PWMU.CO– Pater Beek, pastor Jesuit dari Belanda, namanya muncul menjelang peristiwa G30S/PKI tahun 1965. Nama lengkapnya Josephus Gerardus Beek. Waktu itu dia cari agen intel Badan Pusat Intelijen (BPI) pimpinan Subandrio.
Dia aktif mengoordinasi gerakan bawah tanah melawan komunis di masa jaya PKI yang dekat dengan Presiden Soekarno. Pater Beek, pastur militan yang ditugaskan Gereja Katolik ke Indonesia tahun 1937 di Ungaran lalu ke Yogya. Meninggal dunia di Jakarta, 17 September 1983 saat umur 66 tahun.
Pada 5 November 1965 dia menulis surat kepada Bung Karno dengan nama samaran Dadap Waru. “Bung Karno, Revolusi Indonesia, dan seluruh bangsa serta negara telah secara besar-besaran dibohongi, ditipu, dikentutin, dan dikhianati oleh Partai Komunis Indonesia, partai JAHILIYAH MODERN.”
Partai yang disebut dalam surat itu adalah PKI. Namun surat itu diabaikan Soekarno karena tak mau membubarkan partai komunis itu hingga terjadinya Supersemar.
Salim Said dalam bukunya Gestapu 65 menceritakan, kenal nama Pater Beek dari temannya Wiratmo Sukito, penulis esei di koran. Temannya ini punya jaringan dengan kegiatan Beek karena sama-sama Katolik waktu itu.
Dari informasi Wiratmo Sukito juga diketahui Pater Beek punya hubungan erat dengan CIA melalui Pater Laszlo Ladany, pendeta Jesuit asal Hungaria yang aktif dan berdomisili di Hong Kong sebagai pengamat Tiongkok.
Berpihak ke Tentara
Pater Beek makin sering jadi pembicaraan di kalangan elite politik Indonesia setelah PKI berhasil diganyang dari pentas politik. Dia banyak berhubungan di kalangan politisi, birokrat, dan tentara.
Sesuai kepentingan misinya di Indonesia ke depan dia dan kelompoknya menghadapi pilihan antara dua bahaya kelompok hijau. Islam atau militer.
”Setelah kudeta gagal, elemen-elemen asing dalam kepemimpinan Katolik dengan cepat memutuskan siapa yang harus mereka dukung. Dengan komunis bukan lagi sebuah kekuatan, hanya tersisa dua kemungkinan pemerintahan, Islam atau militer. Kami memilih tentara,” kata Pater Beek seperti ditulis Brian May, wartawan Agence France Presse dalam bukunya The Indonesian Tragedy.
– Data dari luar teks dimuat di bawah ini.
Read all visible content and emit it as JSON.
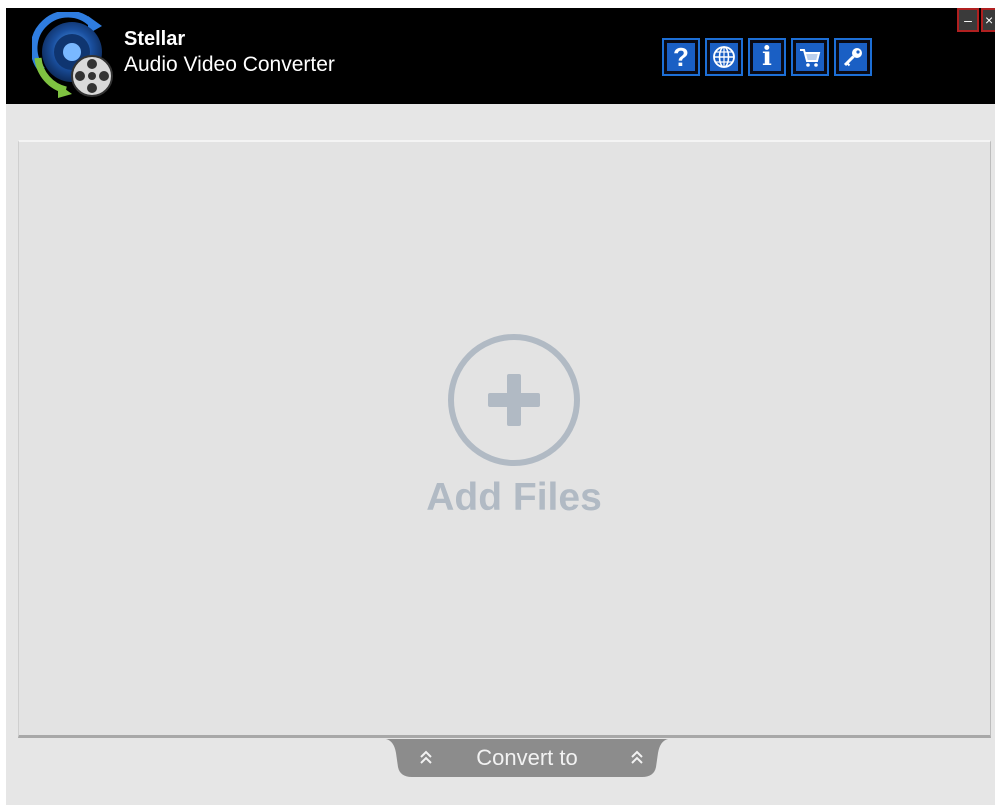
{
  "app": {
    "name": "Stellar",
    "subtitle": "Audio Video Converter"
  },
  "toolbar": {
    "buttons": [
      {
        "name": "help",
        "glyph": "?",
        "icon": "help-icon"
      },
      {
        "name": "language",
        "glyph": "",
        "icon": "globe-icon"
      },
      {
        "name": "about",
        "glyph": "i",
        "icon": "info-icon"
      },
      {
        "name": "buy",
        "glyph": "",
        "icon": "cart-icon"
      },
      {
        "name": "activate",
        "glyph": "",
        "icon": "key-icon"
      }
    ]
  },
  "window_controls": {
    "minimize": "–",
    "close": "×"
  },
  "main": {
    "add_files_label": "Add Files"
  },
  "footer": {
    "convert_label": "Convert to"
  },
  "colors": {
    "titlebar": "#000000",
    "accent": "#1a5fc4",
    "background": "#e6e6e6",
    "add_files": "#b1bac4",
    "convert_tab": "#8c8c8c"
  }
}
Di masa sidang MPRS 1968 kelompok ini cemas melihat parpol Islam mengangkat isu Piagam Jakarta. Mereka cemas adanya usaha syariat Islam menjadi dasar negara.
Salim Said menceritakan, ”Pada masa itu, seingat saya, tersebar fitnah terhadap Jenderal Nasution, Ketua MPRS, dituduh sebagai anggota Darul Islam terselubung yang akan menggunakan kedudukannya untuk menjadikan Indonesia negara yang berdasarkan syariat Islam.”
Biro Dokumentasi
Tahun 1961 pastor Ordo Jesuit mendirikan Biro Dokumentasi untuk membantu umat Katolik menghadapi perkembangan sosial dan politik masyarakat. Pater Beek dipilih memimpin biro ini. Dia dibantu oleh aktivis seperti dr Soedjati Djiwandono, Kajat Hartoyo, Harry Tjan Silalahi, dan Lim Bian Kie alias Jusuf Wanandi.
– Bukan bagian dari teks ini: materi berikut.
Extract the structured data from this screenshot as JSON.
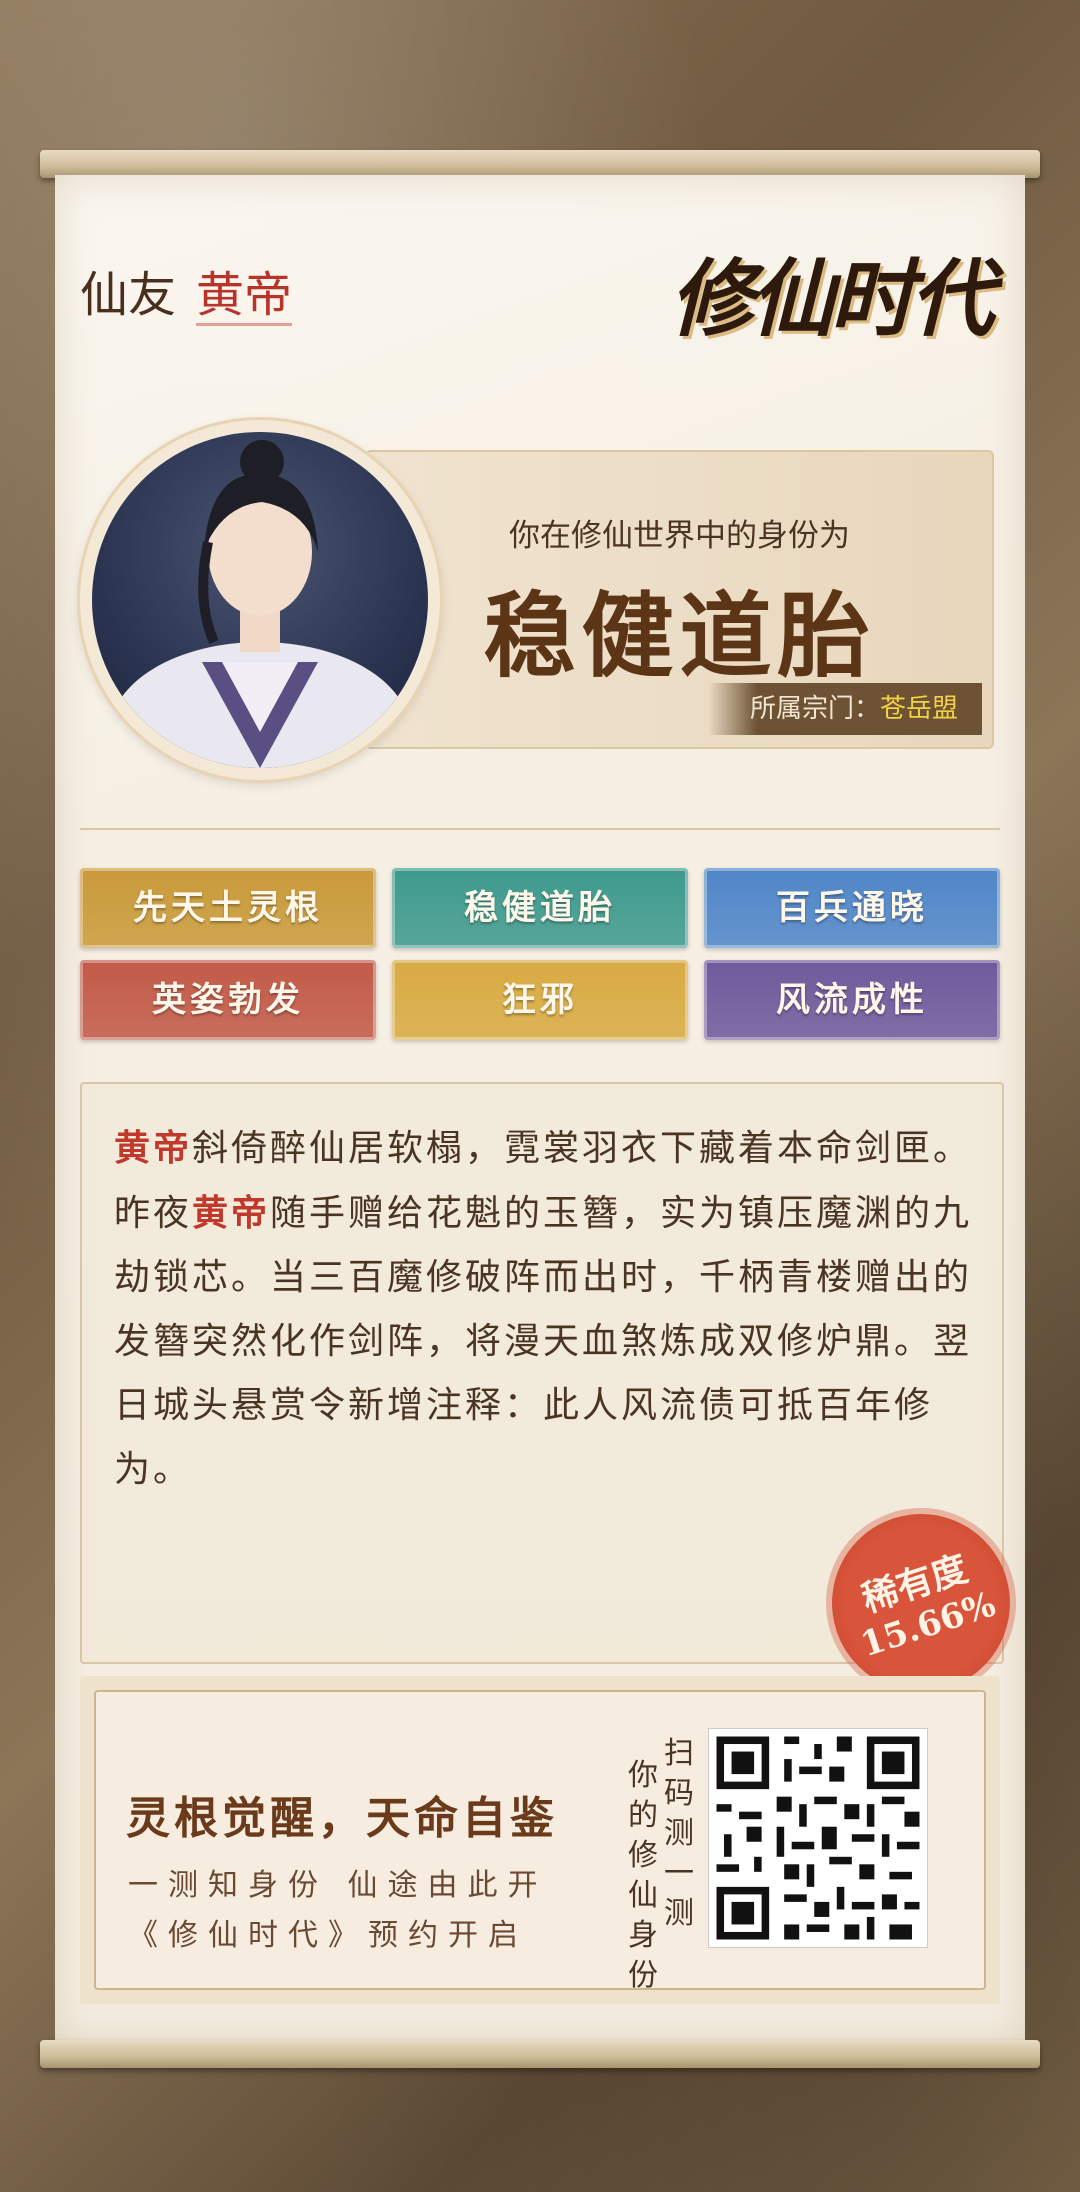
{
  "header": {
    "friend_prefix": "仙友",
    "friend_name": "黄帝",
    "logo": "修仙时代"
  },
  "identity": {
    "prompt": "你在修仙世界中的身份为",
    "title": "稳健道胎",
    "sect_label": "所属宗门：",
    "sect_value": "苍岳盟"
  },
  "tags": [
    {
      "label": "先天土灵根",
      "color": "#c99a3a"
    },
    {
      "label": "稳健道胎",
      "color": "#3e9a8e"
    },
    {
      "label": "百兵通晓",
      "color": "#4f86c8"
    },
    {
      "label": "英姿勃发",
      "color": "#c25a48"
    },
    {
      "label": "狂邪",
      "color": "#d8aa42"
    },
    {
      "label": "风流成性",
      "color": "#6f5a9c"
    }
  ],
  "description": {
    "name": "黄帝",
    "part1": "斜倚醉仙居软榻，霓裳羽衣下藏着本命剑匣。昨夜",
    "part2": "随手赠给花魁的玉簪，实为镇压魔渊的九劫锁芯。当三百魔修破阵而出时，千柄青楼赠出的发簪突然化作剑阵，将漫天血煞炼成双修炉鼎。翌日城头悬赏令新增注释：此人风流债可抵百年修为。"
  },
  "rarity": {
    "label": "稀有度",
    "value": "15.66%"
  },
  "promo": {
    "slogan": "灵根觉醒，天命自鉴",
    "line1": "一测知身份 仙途由此开",
    "line2": "《修仙时代》预约开启",
    "scan_col1": "扫码测一测",
    "scan_col2": "你的修仙身份"
  }
}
Biro sebagai think tank. Mengumpulkan bahan untuk menganalisis perkembangan situasi politik. Hasil kajian itu diedarkan ke berbagai kalangan anti-komunis, seperti aktivis mahasiswa, partai politik, dan lembaga lainnya.
Pasokan hasil analisis Biro Dokumentasi ini pada tahun itu menjadi informasi yang up to date tentang perkembangan politik dan gerakan orang-orang komunis. Beredar aktivis dan politisi. Tentu saja informasi itu tanpa mencantumkan sumber. Hasil kerja kajian kelompok ini memainkan peran penting mewarnai opini masyarakat.
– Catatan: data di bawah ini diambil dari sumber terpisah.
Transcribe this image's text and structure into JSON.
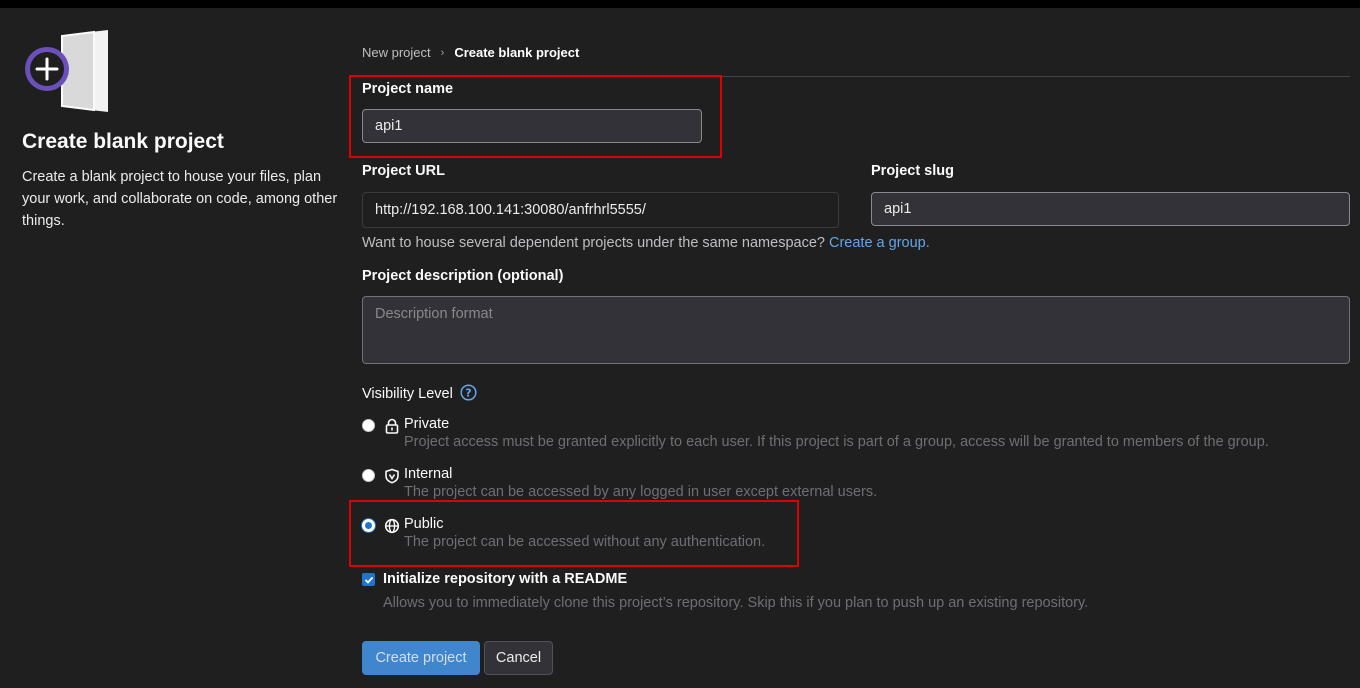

Bahkan pernyataan-pernyataan Cosmas Batubara, yang pada tahun itu menjabat ketua PMKRI (Perhimpunan Mahasiswa Katolik Republik Indonesia) sebagian besar disiapkan oleh biro sehingga dia menjadi aktivis mahasiswa yang menonjol dan diperhitungkan. Apalagi saat menjadi Ketua Presidium Kesatuan Aksi Mahasiswa (KAMI) yang berdemo menentang rezim Orde Lama.
Orang-orang Pater Beek kemudian meneruskan fungsi biro itu menjadi lembaga yang dikenal dengan nama CSIS, Centre for Strategic and International Studies, pada tahun September 1971.
Jusuf Wanandi menjelaskan, CSIS didirikan setelah paham rezim Soeharto menyertakan mereka dalam pemerintahan karena latar belakang etnis. Mereka mendekati pemerintah dengan pasokan informasi dari kalangan sipil sehingga memengaruhi kebijakan politik rezim Soeharto. Di zaman itu analisis strategis militer yang dominan.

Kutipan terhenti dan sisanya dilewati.